MyDigitalMoney President, Guy Gotslak on why there is a sudden interest in DeFi and what the future holds for the technology. With more and more countries adopting cryptocurrency as a medium of exchange, especially in the third world, it seems this new technology will go far beyond serving as a currency.
Why do you think people are suddenly interested in DeFi?
Guy Gotslak: First, regulators have been behind the curve, and DeFi has been able to flourish in this vacuum. For instance, in traditional unsecured lending, there is a legal requirement that lenders and borrowers know one another’s identities and that the lender assesses the borrower’s ability to repay the debt. In DeFi, there are no such requirements. Instead, everything is about mutual trust and preserving privacy.
Regulators are having to weigh the delicate balance between stifling innovation and failing to protect society from such risks as individuals putting their money into an unregulated space, or banks and other financial institutions potentially being unable to make a living as intermediaries. But it seems more sensible to embrace change – and that seems to be happening. In July, the US Securities and Exchange Commission (SEC) made a major shift towards embracing DeFi by approving an ethereum-based fund, Arca, for the first time.
This is welcome and important, since one of the major challenges towards financial innovation is the hostile environment created by archaic regulations written for a bygone era. This has caused some DeFi projects to fail – including major ones such as New-Jersey-based Basis, which returned US$133 million to investors in 2018 when it concluded it couldn’t work within the SEC rules.
A second reason for the DeFi surge is that mainstream players are getting involved. Many high-street financial institutions are beginning to accept DeFi, and seeking ways to participate. For example, 75 of the world’s biggest banks are trialling blockchain technology to speed up payments as part of the Interbank Information Network, spearheaded by JP Morgan, ANZ and Royal Bank of Canada.
Major asset management funds are starting to take DeFi seriously as well. Most prominent is Grayscale, the world’s largest crypto investment fund. In the first half of 2020, it was managing over US$5.2 billion of crypto assets, including US$4.4 billion of bitcoin.

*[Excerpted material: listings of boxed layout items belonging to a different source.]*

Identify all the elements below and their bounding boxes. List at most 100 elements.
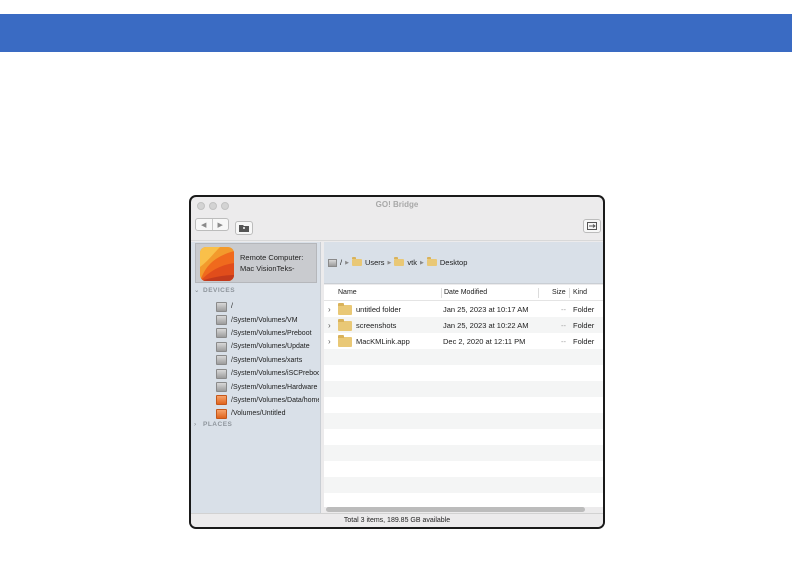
back-button[interactable]: ◀: [196, 219, 212, 230]
column-date[interactable]: Date Modified: [444, 289, 487, 296]
slide-canvas: GO! Bridge ◀ ▶ Remote Computer: Mac Visi…: [0, 0, 792, 576]
column-name[interactable]: Name: [338, 289, 357, 296]
empty-row: [324, 413, 603, 429]
path-crumb-desktop[interactable]: Desktop: [426, 257, 467, 267]
nav-button-group: ◀ ▶: [195, 218, 229, 231]
disclosure-chevron-icon[interactable]: ›: [328, 321, 331, 330]
device-item[interactable]: /: [216, 300, 319, 313]
empty-row: [324, 461, 603, 477]
go-bridge-window: GO! Bridge ◀ ▶ Remote Computer: Mac Visi…: [189, 195, 605, 529]
folder-icon: [338, 303, 352, 315]
folder-icon: [338, 319, 352, 331]
file-name: MacKMLink.app: [356, 337, 410, 346]
folder-icon: [239, 225, 249, 232]
device-item[interactable]: /Volumes/Untitled: [216, 407, 319, 420]
file-date: Dec 2, 2020 at 12:11 PM: [443, 337, 526, 346]
new-folder-button[interactable]: [235, 221, 253, 235]
path-separator-icon: ▶: [420, 259, 424, 266]
device-item[interactable]: /System/Volumes/Data/home: [216, 394, 319, 407]
disk-icon: [216, 408, 227, 419]
device-label: /System/Volumes/Update: [231, 343, 310, 351]
file-list-header: Name Date Modified Size Kind: [324, 285, 603, 301]
status-bar: Total 3 items, 189.85 GB available: [191, 513, 603, 527]
slide-header-bar: [0, 14, 792, 52]
path-separator-icon: ▶: [345, 259, 349, 266]
toolbar: ◀ ▶: [191, 215, 603, 241]
folder-icon: [394, 257, 405, 266]
disk-icon: [216, 382, 227, 393]
device-item[interactable]: /System/Volumes/iSCPreboot: [216, 367, 319, 380]
device-item[interactable]: /System/Volumes/xarts: [216, 354, 319, 367]
file-rows: › untitled folder Jan 25, 2023 at 10:17 AM…: [324, 301, 603, 507]
path-crumb-vtk[interactable]: vtk: [394, 257, 417, 267]
empty-row: [324, 397, 603, 413]
disk-icon: [216, 301, 227, 312]
folder-icon: [351, 257, 362, 266]
file-date: Jan 25, 2023 at 10:17 AM: [443, 305, 529, 314]
empty-row: [324, 493, 603, 507]
device-label: /: [231, 303, 233, 311]
sidebar: Remote Computer: Mac VisionTeks- ⌄ DEVICE…: [191, 242, 321, 515]
window-icon: [587, 222, 597, 230]
device-label: /System/Volumes/Hardware: [231, 383, 318, 391]
file-date: Jan 25, 2023 at 10:22 AM: [443, 321, 529, 330]
path-crumb-users[interactable]: Users: [351, 257, 385, 267]
title-bar[interactable]: GO! Bridge: [191, 197, 603, 215]
disk-icon: [328, 258, 337, 267]
empty-row: [324, 445, 603, 461]
remote-label-line2: Mac VisionTeks-: [240, 264, 295, 273]
folder-icon: [426, 257, 437, 266]
path-root[interactable]: /: [328, 258, 342, 267]
empty-row: [324, 477, 603, 493]
device-label: /System/Volumes/VM: [231, 316, 298, 324]
remote-computer-label: Remote Computer: Mac VisionTeks-: [240, 252, 303, 274]
empty-row: [324, 429, 603, 445]
empty-row: [324, 381, 603, 397]
file-kind: Folder: [573, 305, 595, 314]
file-row[interactable]: › screenshots Jan 25, 2023 at 10:22 AM -- Fo…: [324, 317, 603, 333]
device-item[interactable]: /System/Volumes/Preboot: [216, 327, 319, 340]
device-label: /System/Volumes/Data/home: [231, 396, 319, 404]
path-bar: / ▶ Users ▶ vtk ▶ Desktop: [324, 242, 603, 284]
chevron-right-icon: ›: [194, 421, 197, 428]
action-button[interactable]: [583, 219, 601, 233]
file-row[interactable]: › MacKMLink.app Dec 2, 2020 at 12:11 PM -- F…: [324, 333, 603, 349]
macos-wallpaper-icon: [200, 247, 234, 281]
remote-computer-item[interactable]: Remote Computer: Mac VisionTeks-: [195, 243, 317, 283]
forward-button[interactable]: ▶: [211, 219, 229, 230]
file-size: --: [561, 321, 566, 330]
device-label: /System/Volumes/xarts: [231, 356, 303, 364]
device-item[interactable]: /System/Volumes/VM: [216, 313, 319, 326]
disk-icon: [216, 395, 227, 406]
file-size: --: [561, 337, 566, 346]
file-row[interactable]: › untitled folder Jan 25, 2023 at 10:17 AM…: [324, 301, 603, 317]
file-kind: Folder: [573, 321, 595, 330]
window-title: GO! Bridge: [375, 200, 419, 209]
folder-icon: [338, 335, 352, 347]
chevron-left-icon: ◀: [201, 221, 207, 229]
devices-section-header[interactable]: ⌄ DEVICES: [194, 286, 235, 294]
chevron-down-icon: ⌄: [194, 287, 200, 294]
disclosure-chevron-icon[interactable]: ›: [328, 337, 331, 346]
disk-icon: [216, 341, 227, 352]
path-separator-icon: ▶: [387, 259, 392, 266]
disk-icon: [216, 328, 227, 339]
disk-icon: [216, 368, 227, 379]
disclosure-chevron-icon[interactable]: ›: [328, 305, 331, 314]
device-item[interactable]: /System/Volumes/Update: [216, 340, 319, 353]
device-label: /Volumes/Untitled: [231, 410, 286, 418]
column-kind[interactable]: Kind: [573, 289, 587, 296]
column-divider: [441, 288, 442, 298]
chevron-right-icon: ▶: [217, 221, 223, 229]
device-label: /System/Volumes/Preboot: [231, 329, 312, 337]
file-name: screenshots: [356, 321, 397, 330]
places-section-header[interactable]: › PLACES: [194, 421, 232, 428]
horizontal-scrollbar[interactable]: [326, 507, 585, 512]
column-size[interactable]: Size: [552, 289, 566, 296]
file-list: Name Date Modified Size Kind › untitled f…: [324, 285, 603, 507]
device-label: /System/Volumes/iSCPreboot: [231, 370, 319, 378]
empty-row: [324, 349, 603, 365]
column-divider: [538, 288, 539, 298]
device-item[interactable]: /System/Volumes/Hardware: [216, 380, 319, 393]
remote-label-line1: Remote Computer:: [240, 253, 304, 262]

Third is the effect of COVID-19. The pandemic has driven global interest rates even lower. Some jurisdictions, such as the eurozone, are now in negative territory and others such as the US and UK could potentially follow.
In this climate, DeFi potentially offers much higher returns to savers than high-street institutions: Compound, for example, has been offering an annualized interest rate of 6.75% for those who save with stablecoin Tether. Not only do you get interest, you also receive Comp tokens, which is an added attraction. With two-thirds of people without bank accounts in possession of a smartphone, DeFi also has the potential to open up finance to them.
One final important reason for the surge in people putting money into DeFi tokens is to avoid being left out of their explosive growth. Many tokens are worth nothing or close to nothing in practical terms, so we are seeing a lot of irrational exuberance.
But like it or not, we are heading towards a new financial system that is more liberalized and decentralized than before. The central question is how best to guide its development with checks and balances that minimize the risks and spread the potential benefits as widely as possible. That is the challenge for the next few years.